Non ci sono grandi riflessioni filosofiche o etiche, in questo libro, anzi: credo che la cosa più sconcertante sia l’assenza di riflessioni, l’assenza di personaggi che possano avere un opinione su questa vicenda, che possano opporsi. Abbiamo una ex-moglie che si è ricostruita una vita, abbiamo una vicina di casa con cui guardare un film ogni tanto, abbiamo le ragazze della biblioteca che si sono affezionate a questo Signor Pinardi. Ma nessuno sa nulla del desiderio di Luigi di porre fine a tutto – e nessuno può dire la sua, fermarlo prima del viaggio verso la Svizzera.

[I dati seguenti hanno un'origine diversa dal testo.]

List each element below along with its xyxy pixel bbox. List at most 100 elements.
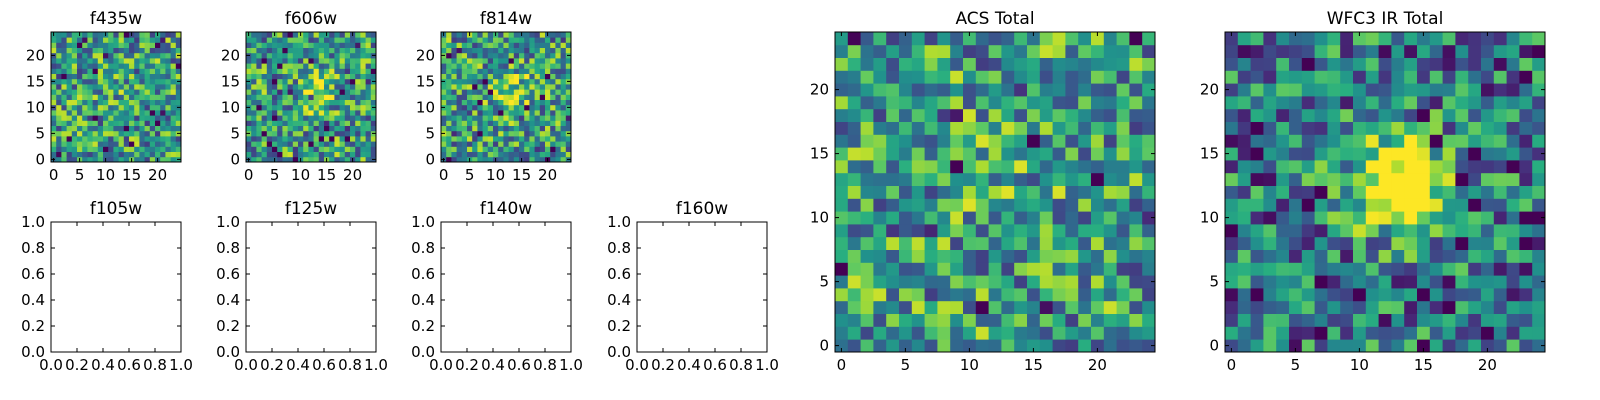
heatmap-cell	[139, 115, 145, 121]
heatmap-cell	[545, 115, 551, 121]
heatmap-cell	[1263, 44, 1277, 58]
heatmap-cell	[87, 68, 93, 74]
heatmap-cell	[170, 156, 177, 163]
heatmap-cell	[1142, 134, 1156, 148]
heatmap-cell	[66, 47, 73, 54]
heatmap-cell	[1468, 313, 1482, 327]
heatmap-cell	[1263, 211, 1277, 225]
heatmap-cell	[565, 84, 572, 90]
heatmap-cell	[873, 44, 887, 58]
heatmap-cell	[550, 104, 556, 111]
heatmap-cell	[1327, 326, 1341, 340]
heatmap-cell	[493, 146, 499, 152]
heatmap-cell	[451, 37, 457, 43]
heatmap-cell	[292, 151, 299, 158]
heatmap-cell	[886, 300, 900, 314]
heatmap-cell	[339, 120, 346, 126]
heatmap-cell	[911, 134, 925, 148]
heatmap-cell	[560, 52, 567, 59]
heatmap-cell	[1116, 288, 1130, 302]
heatmap-cell	[66, 84, 73, 90]
heatmap-cell	[365, 78, 372, 85]
heatmap-cell	[860, 108, 874, 122]
heatmap-cell	[1250, 83, 1264, 97]
heatmap-cell	[1340, 339, 1354, 353]
heatmap-cell	[498, 73, 504, 80]
heatmap-cell	[282, 141, 288, 147]
heatmap-cell	[71, 141, 78, 147]
heatmap-cell	[256, 52, 262, 59]
heatmap-cell	[886, 224, 900, 238]
heatmap-cell	[534, 78, 541, 85]
heatmap-cell	[61, 78, 67, 85]
heatmap-cell	[1519, 134, 1533, 148]
heatmap-cell	[108, 110, 114, 116]
heatmap-cell	[988, 44, 1002, 58]
heatmap-cell	[539, 146, 546, 152]
heatmap-cell	[266, 136, 273, 142]
heatmap-cell	[261, 130, 268, 137]
heatmap-cell	[950, 108, 964, 122]
heatmap-cell	[565, 73, 572, 80]
heatmap-cell	[519, 89, 525, 95]
heatmap-cell	[350, 47, 356, 54]
heatmap-cell	[950, 134, 964, 148]
heatmap-cell	[365, 37, 372, 43]
heatmap-cell	[1301, 121, 1315, 135]
heatmap-cell	[1263, 57, 1277, 71]
heatmap-cell	[134, 37, 140, 43]
heatmap-cell	[835, 275, 849, 289]
heatmap-cell	[472, 63, 478, 69]
heatmap-cell	[1353, 211, 1367, 225]
x-tick-label: 0.6	[312, 356, 336, 374]
heatmap-cell	[1404, 249, 1418, 263]
y-tick-label: 0	[425, 150, 435, 168]
heatmap-cell	[975, 211, 989, 225]
heatmap-cell	[123, 151, 130, 158]
heatmap-cell	[513, 52, 520, 59]
heatmap-cell	[1091, 198, 1105, 212]
heatmap-cell	[71, 37, 78, 43]
heatmap-cell	[134, 42, 140, 48]
heatmap-cell	[565, 47, 572, 54]
heatmap-cell	[82, 130, 88, 137]
heatmap-cell	[92, 52, 99, 59]
heatmap-cell	[963, 236, 977, 250]
heatmap-cell	[303, 141, 309, 147]
x-tick-label: 15	[1024, 356, 1043, 374]
heatmap-cell	[82, 42, 88, 48]
heatmap-cell	[1065, 185, 1079, 199]
heatmap-cell	[539, 63, 546, 69]
heatmap-cell	[144, 146, 151, 152]
panel-title: f125w	[285, 199, 337, 219]
heatmap-cell	[1455, 262, 1469, 276]
heatmap-cell	[937, 339, 951, 353]
heatmap-cell	[1493, 262, 1507, 276]
heatmap-cell	[1391, 83, 1405, 97]
heatmap-cell	[1276, 300, 1290, 314]
heatmap-cell	[350, 110, 356, 116]
heatmap-cell	[1276, 108, 1290, 122]
heatmap-cell	[899, 262, 913, 276]
heatmap-cell	[1091, 236, 1105, 250]
heatmap-cell	[1103, 339, 1117, 353]
heatmap-cell	[545, 58, 551, 64]
heatmap-cell	[1289, 83, 1303, 97]
heatmap-cell	[924, 108, 938, 122]
heatmap-cell	[1340, 172, 1354, 186]
heatmap-cell	[911, 108, 925, 122]
y-tick-label: 0.6	[607, 265, 631, 283]
heatmap-cell	[1103, 134, 1117, 148]
heatmap-cell	[256, 136, 262, 142]
heatmap-cell	[1263, 198, 1277, 212]
heatmap-cell	[446, 136, 452, 142]
heatmap-cell	[534, 37, 541, 43]
heatmap-cell	[144, 125, 151, 132]
heatmap-cell	[272, 52, 278, 59]
heatmap-cell	[266, 68, 273, 74]
heatmap-cell	[1493, 134, 1507, 148]
heatmap-cell	[1493, 96, 1507, 110]
heatmap-cell	[113, 37, 119, 43]
heatmap-cell	[71, 125, 78, 132]
heatmap-cell	[988, 70, 1002, 84]
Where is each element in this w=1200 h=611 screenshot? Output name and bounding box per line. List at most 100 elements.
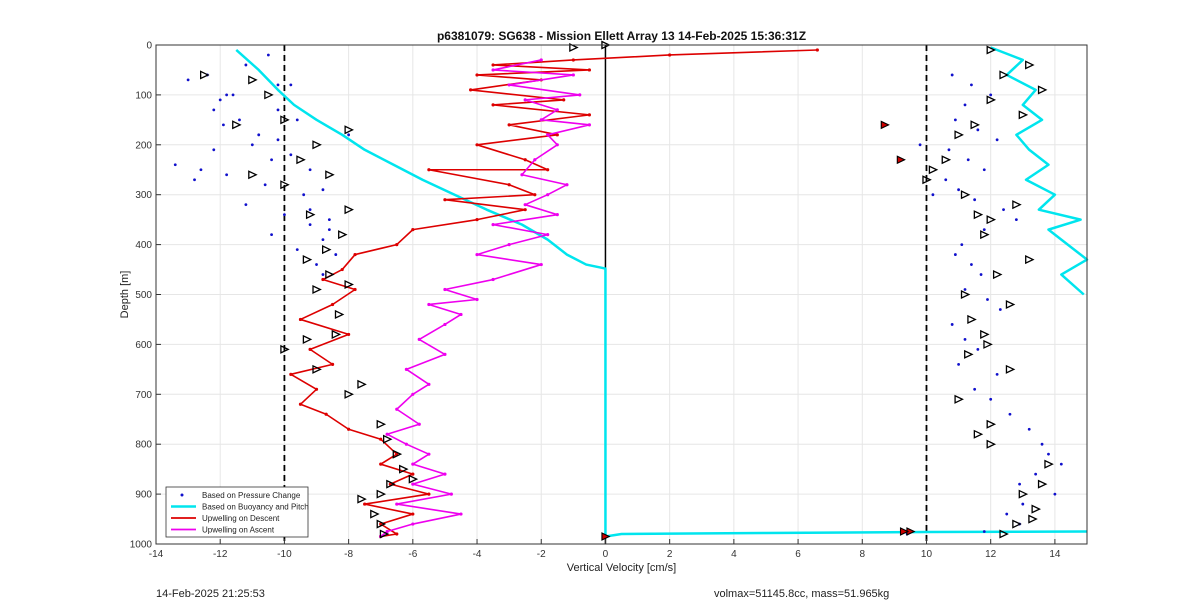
data-point xyxy=(347,332,351,337)
data-point xyxy=(231,93,235,97)
data-point xyxy=(263,183,267,187)
triangle-marker xyxy=(312,140,322,150)
data-point xyxy=(986,298,989,301)
data-point xyxy=(562,98,566,102)
data-point xyxy=(257,133,261,137)
triangle-marker xyxy=(928,165,939,175)
data-point xyxy=(989,93,993,97)
data-point xyxy=(587,68,591,72)
data-point xyxy=(321,188,325,192)
data-point xyxy=(953,118,957,122)
triangle-marker xyxy=(983,339,993,349)
data-point xyxy=(963,103,967,107)
triangle-marker xyxy=(264,90,274,100)
data-point xyxy=(324,412,328,416)
data-point xyxy=(395,407,399,411)
x-tick-label: -12 xyxy=(213,549,228,560)
data-point xyxy=(411,512,415,516)
triangle-marker xyxy=(408,474,419,484)
data-point xyxy=(491,63,495,67)
data-point xyxy=(427,302,431,307)
triangle-marker xyxy=(357,379,367,389)
data-point xyxy=(533,193,537,197)
data-point xyxy=(539,262,543,267)
y-tick-label: 500 xyxy=(135,290,152,301)
data-point xyxy=(411,228,415,232)
triangle-marker xyxy=(386,479,396,489)
data-point xyxy=(244,203,248,207)
series-0 xyxy=(235,49,1088,538)
data-point xyxy=(270,233,273,237)
data-point xyxy=(193,178,196,182)
data-point xyxy=(950,323,954,326)
data-point xyxy=(276,83,280,87)
data-point xyxy=(315,263,318,266)
data-point xyxy=(963,288,967,291)
data-point xyxy=(507,83,511,87)
data-point xyxy=(308,223,312,227)
y-tick-label: 700 xyxy=(135,390,152,401)
data-point xyxy=(321,238,325,242)
data-point xyxy=(469,88,473,92)
triangle-marker xyxy=(986,95,997,105)
data-point xyxy=(411,472,415,476)
data-point xyxy=(308,347,312,351)
triangle-marker xyxy=(344,279,354,290)
data-point xyxy=(411,392,415,396)
data-point xyxy=(475,73,479,77)
triangle-marker xyxy=(1044,459,1054,469)
data-point xyxy=(363,502,367,506)
triangle-marker xyxy=(980,230,990,240)
triangle-marker xyxy=(296,155,306,165)
data-point xyxy=(266,53,270,57)
data-point xyxy=(953,253,957,256)
y-tick-label: 300 xyxy=(135,190,152,201)
data-point xyxy=(270,158,273,162)
data-point xyxy=(520,173,524,177)
data-point xyxy=(427,382,431,386)
series-3 xyxy=(379,58,591,539)
data-point xyxy=(571,58,575,62)
y-tick-label: 900 xyxy=(135,490,152,501)
data-point xyxy=(491,277,495,282)
triangle-marker xyxy=(302,255,313,265)
y-tick-label: 100 xyxy=(135,90,152,101)
x-tick-label: 0 xyxy=(603,549,609,560)
data-point xyxy=(353,252,357,257)
data-point xyxy=(587,123,591,127)
data-point xyxy=(225,173,229,177)
data-point xyxy=(404,442,409,446)
footer-vol-mass: volmax=51145.8cc, mass=51.965kg xyxy=(714,588,890,600)
data-point xyxy=(539,58,543,62)
data-point xyxy=(523,208,527,212)
ticks: -14 -12 -10 -8 -6 -4 -2 0 2 4 6 8 10 12 14 0 100 200 300 40… xyxy=(130,41,1061,561)
triangle-marker xyxy=(986,45,997,55)
series-7 xyxy=(922,45,1054,539)
data-point xyxy=(555,108,559,112)
data-point xyxy=(411,522,415,526)
data-point xyxy=(918,143,922,147)
data-point xyxy=(459,312,463,317)
data-point xyxy=(395,502,399,506)
data-point xyxy=(298,317,303,322)
x-tick-label: 4 xyxy=(731,549,737,560)
footer-timestamp: 14-Feb-2025 21:25:53 xyxy=(156,588,265,600)
data-point xyxy=(950,73,954,77)
data-point xyxy=(173,163,177,167)
y-tick-label: 800 xyxy=(135,440,152,451)
series-4 xyxy=(173,53,351,276)
data-point xyxy=(295,248,299,251)
triangle-marker xyxy=(248,170,258,180)
data-point xyxy=(555,143,559,147)
triangle-marker xyxy=(1037,479,1048,489)
data-point xyxy=(523,98,527,102)
y-tick-label: 600 xyxy=(135,340,152,351)
data-point xyxy=(976,347,980,351)
x-tick-label: 2 xyxy=(667,549,673,560)
series-5 xyxy=(905,73,1063,536)
triangle-marker xyxy=(986,419,997,429)
triangle-marker xyxy=(1005,364,1016,374)
data-point xyxy=(427,452,431,456)
data-point xyxy=(212,108,216,112)
data-point xyxy=(982,228,986,232)
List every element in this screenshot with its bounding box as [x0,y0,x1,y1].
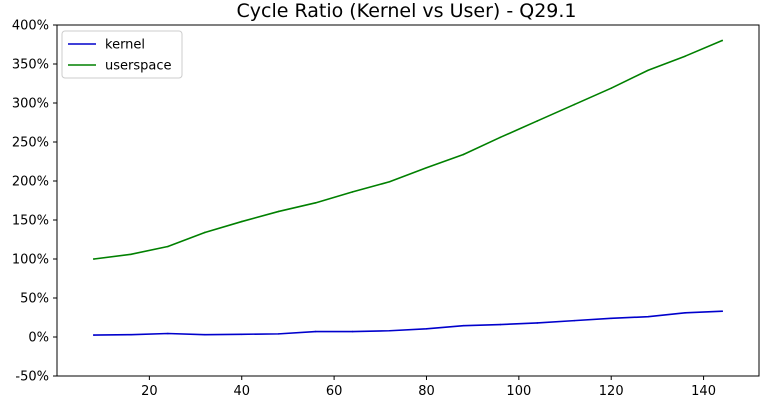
y-tick-label: 100% [12,253,49,268]
data-point-userspace [462,153,465,156]
data-point-kernel [647,315,649,318]
legend-label-userspace: userspace [105,59,172,74]
data-point-kernel [240,333,243,336]
data-point-kernel [93,334,95,336]
data-point-userspace [499,136,502,139]
x-tick-label: 40 [233,384,250,399]
data-point-kernel [388,329,391,332]
data-point-userspace [203,231,206,234]
y-tick-label: 150% [12,214,49,229]
data-point-kernel [610,317,613,320]
series-line-userspace [93,39,724,260]
x-tick-label: 60 [326,384,343,399]
data-point-kernel [684,312,686,314]
data-point-kernel [536,322,539,324]
legend-label-kernel: kernel [105,38,145,53]
data-point-kernel [573,319,576,322]
data-point-userspace [240,220,243,223]
data-point-userspace [130,253,132,256]
y-tick-label: 0% [28,331,49,346]
x-tick-label: 120 [599,384,624,399]
data-point-userspace [167,245,169,248]
x-axis: 20 40 60 80 100 120 140 [141,376,716,399]
data-point-userspace [93,258,95,260]
data-point-userspace [573,103,576,106]
x-tick-label: 20 [141,384,158,399]
data-point-userspace [351,191,354,193]
data-point-userspace [277,210,280,213]
x-tick-label: 80 [418,384,435,399]
chart-title: Cycle Ratio (Kernel vs User) - Q29.1 [236,0,576,22]
data-point-userspace [721,39,723,42]
y-tick-label: 200% [12,175,49,190]
data-point-kernel [351,330,354,333]
data-point-kernel [721,310,723,313]
data-point-kernel [167,332,169,335]
data-point-kernel [203,333,206,336]
y-tick-label: 250% [12,136,49,151]
data-point-userspace [684,55,686,57]
data-point-kernel [277,333,280,335]
x-tick-label: 100 [506,384,531,399]
data-point-kernel [425,328,428,330]
data-point-userspace [425,166,428,169]
y-tick-label: 350% [12,58,49,73]
series-layer [93,39,724,336]
data-point-userspace [647,69,649,72]
y-tick-label: 300% [12,97,49,112]
x-tick-label: 140 [691,384,716,399]
data-point-kernel [314,330,317,333]
data-point-userspace [610,87,613,89]
data-point-kernel [130,333,132,336]
y-axis: -50% 0% 50% 100% 150% 200% 250% 300% 350% 400% [12,19,57,385]
data-point-userspace [536,120,539,122]
series-line-kernel [93,310,723,336]
data-point-kernel [462,324,465,327]
y-tick-label: -50% [15,370,49,385]
y-tick-label: 400% [12,19,49,34]
legend-box [61,30,183,79]
data-point-userspace [388,180,391,183]
legend: kernel userspace [61,30,183,79]
data-point-kernel [499,323,502,326]
y-tick-label: 50% [20,292,49,307]
data-point-userspace [314,202,317,204]
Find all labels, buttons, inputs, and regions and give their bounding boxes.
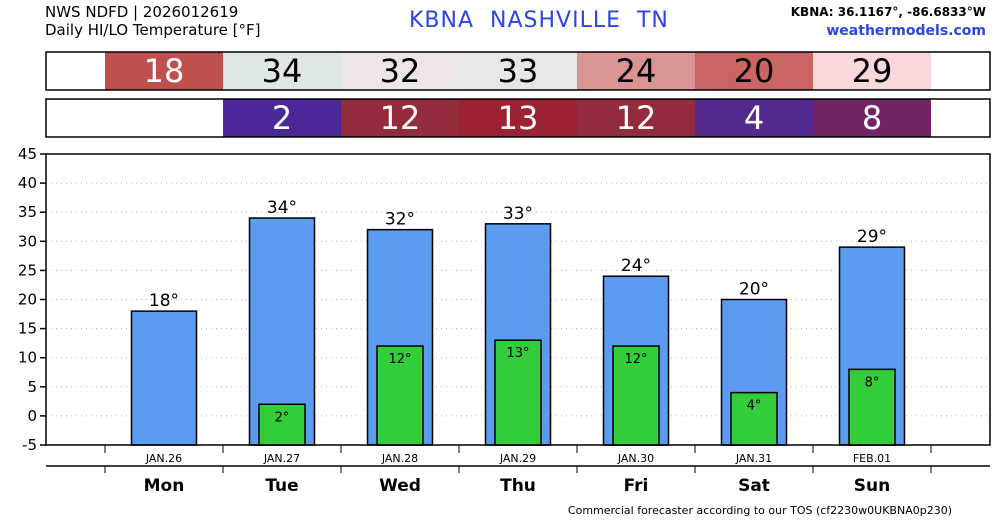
low-bar-label: 12° xyxy=(388,352,411,367)
low-strip-value: 13 xyxy=(498,99,539,137)
low-bar xyxy=(848,368,896,446)
low-temperature-strip: 2 12 13 12 4 8 xyxy=(45,98,991,138)
low-strip-cell xyxy=(459,99,577,137)
low-strip-cell xyxy=(223,99,341,137)
high-strip-value: 34 xyxy=(262,52,303,90)
low-bar-label: 8° xyxy=(865,375,880,390)
date-label: JAN.28 xyxy=(381,452,418,465)
low-strip-border xyxy=(45,98,991,138)
high-bar-label: 32° xyxy=(385,210,415,230)
high-strip-cell xyxy=(223,52,341,90)
high-bar-label: 20° xyxy=(739,280,769,300)
low-strip-value: 2 xyxy=(272,99,292,137)
high-strip-cell xyxy=(813,52,931,90)
low-strip-cell xyxy=(577,99,695,137)
date-label: JAN.26 xyxy=(145,452,182,465)
high-strip-value: 32 xyxy=(380,52,421,90)
site-link[interactable]: weathermodels.com xyxy=(826,23,986,39)
high-strip-value: 24 xyxy=(616,52,657,90)
low-strip-cell xyxy=(695,99,813,137)
low-bar xyxy=(730,391,778,446)
variable-title: Daily HI/LO Temperature [°F] xyxy=(45,21,261,39)
low-strip-value: 4 xyxy=(744,99,764,137)
high-bar-label: 24° xyxy=(621,256,651,276)
y-tick-label: 35 xyxy=(18,203,37,221)
low-bar xyxy=(494,339,542,446)
day-label: Tue xyxy=(265,476,298,496)
high-bar-label: 29° xyxy=(857,227,887,247)
high-strip-value: 18 xyxy=(144,52,185,90)
day-label: Fri xyxy=(624,476,649,496)
y-tick-label: 40 xyxy=(18,174,37,192)
date-label: JAN.27 xyxy=(263,452,300,465)
day-label: Wed xyxy=(379,476,421,496)
day-label: Sat xyxy=(738,476,770,496)
high-strip-value: 20 xyxy=(734,52,775,90)
station-title: KBNA NASHVILLE TN xyxy=(409,8,669,33)
product-title: NWS NDFD | 2026012619 xyxy=(45,3,239,21)
high-bar xyxy=(130,310,198,446)
high-strip-cell xyxy=(459,52,577,90)
day-label: Sun xyxy=(854,476,890,496)
high-bar-label: 18° xyxy=(149,291,179,311)
date-label: FEB.01 xyxy=(853,452,891,465)
high-strip-cell xyxy=(695,52,813,90)
station-coordinates: KBNA: 36.1167°, -86.6833°W xyxy=(790,5,986,19)
y-tick-label: 20 xyxy=(18,291,37,309)
date-label: JAN.30 xyxy=(617,452,654,465)
y-tick-label: 25 xyxy=(18,261,37,279)
y-tick-label: 0 xyxy=(27,407,37,425)
footer-note: Commercial forecaster according to our T… xyxy=(567,504,952,517)
y-tick-label: 10 xyxy=(18,349,37,367)
high-temperature-strip: 18 34 32 33 24 20 29 xyxy=(45,51,991,91)
low-bar-label: 13° xyxy=(506,346,529,361)
y-tick-label: 15 xyxy=(18,320,37,338)
day-label: Thu xyxy=(500,476,536,496)
low-bar-label: 12° xyxy=(624,352,647,367)
high-bar-label: 33° xyxy=(503,204,533,224)
low-bar-label: 2° xyxy=(275,410,290,425)
low-strip-value: 12 xyxy=(616,99,657,137)
low-strip-value: 8 xyxy=(862,99,882,137)
day-label: Mon xyxy=(144,476,185,496)
date-label: JAN.31 xyxy=(735,452,772,465)
high-strip-border xyxy=(45,51,991,91)
high-strip-value: 33 xyxy=(498,52,539,90)
high-strip-value: 29 xyxy=(852,52,893,90)
axes: -5 0 5 10 15 20 25 30 35 40 45 JAN.26 Mon JAN.27 Tue JA… xyxy=(18,145,991,496)
low-strip-cell xyxy=(341,99,459,137)
high-strip-cell xyxy=(341,52,459,90)
y-tick-label: 45 xyxy=(18,145,37,163)
low-strip-cell xyxy=(105,99,223,137)
bars: 18° 34° 32° 33° 24° 20° 29° 2° 12° 13° 12° 4° 8° xyxy=(130,198,906,446)
low-strip-cell xyxy=(813,99,931,137)
high-strip-cell xyxy=(105,52,223,90)
y-tick-label: 5 xyxy=(27,378,37,396)
low-strip-value: 12 xyxy=(380,99,421,137)
y-tick-label: -5 xyxy=(22,436,37,454)
date-label: JAN.29 xyxy=(499,452,536,465)
low-bar-label: 4° xyxy=(747,399,762,414)
high-strip-cell xyxy=(577,52,695,90)
y-tick-label: 30 xyxy=(18,232,37,250)
high-bar-label: 34° xyxy=(267,198,297,218)
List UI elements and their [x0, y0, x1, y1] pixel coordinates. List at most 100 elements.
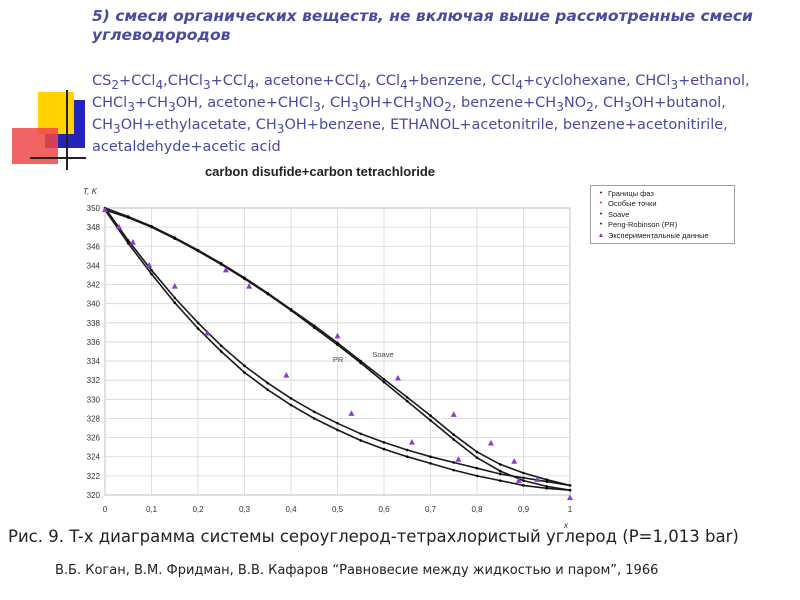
curve-point	[475, 450, 479, 454]
curve-point	[243, 276, 246, 280]
curve-point	[475, 474, 479, 478]
curve-point	[359, 432, 363, 436]
curve-point	[498, 479, 502, 482]
y-tick-label: 330	[87, 395, 101, 404]
curve-point	[429, 462, 432, 465]
experimental-point	[129, 239, 136, 245]
curve-point	[336, 341, 339, 345]
curve-point	[126, 239, 130, 242]
legend-item-soave: • Soave	[599, 209, 630, 219]
experimental-point	[115, 223, 122, 230]
y-tick-label: 348	[87, 223, 101, 232]
slide-heading: 5) смеси органических веществ, не включа…	[92, 7, 753, 44]
experimental-point	[246, 283, 253, 289]
curve-point	[545, 478, 549, 481]
curve-point	[173, 301, 177, 305]
experimental-point	[283, 372, 290, 378]
y-tick-label: 344	[87, 261, 101, 270]
mixtures-list: CS2+CCl4,CHCl3+CCl4, acetone+CCl4, CCl4+…	[92, 73, 750, 155]
curve-point	[405, 455, 409, 459]
legend-item-pr: • Peng-Robinson (PR)	[599, 220, 678, 230]
experimental-point	[102, 206, 108, 213]
experimental-point	[455, 456, 462, 462]
curve-point	[429, 414, 432, 417]
experimental-point	[534, 476, 541, 482]
experimental-point	[487, 439, 494, 446]
curve-point	[219, 344, 223, 348]
experimental-point	[450, 411, 457, 417]
y-axis-label: T, K	[83, 187, 98, 196]
curve-point	[522, 484, 525, 487]
decor-horizontal-line	[30, 157, 86, 159]
x-tick-label: 0,6	[378, 505, 390, 514]
experimental-point	[334, 332, 341, 339]
experimental-point	[204, 329, 211, 336]
curve-point	[289, 403, 293, 407]
x-tick-label: 0,8	[471, 505, 483, 514]
decor-yellow-block	[38, 92, 74, 134]
curve-point	[219, 350, 223, 353]
curve-point	[336, 428, 339, 432]
curve-point	[429, 419, 432, 422]
curve-point	[475, 466, 479, 470]
x-tick-label: 0	[103, 505, 108, 514]
curve-point	[196, 327, 200, 330]
curve-point	[289, 308, 293, 311]
x-tick-label: 0,2	[192, 505, 204, 514]
curve-point	[312, 417, 316, 420]
curve-point	[359, 439, 363, 442]
y-tick-label: 322	[87, 472, 101, 481]
curve-point	[266, 388, 270, 392]
x-tick-label: 0,9	[518, 505, 530, 514]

Il problema di fondo, in realtà, non credo sia la clinica a cui ricorre Luigi – quanto più il contesto, il quadro che l’ha portato a compiere questa scelta. Possiamo discutere all’infinito sul fatto che sia etico o meno avere cliniche in cui si possa legalmente chiedere di morire, possiamo discutere all’infinito sul fatto che la medicina possa o non possa essere usata per porre fine a una vita – ma la realtà è che le motivazioni di Luigi sono le stesse di chi cerca il suicidio in modo autonomo, in modo spesso pubblico, più umiliante e meno dignitoso. Il problema è a monte – e forse è su questo che dovremmo discutere: cosa potremmo fare, per impedire che si arrivi a pensare al suicidio?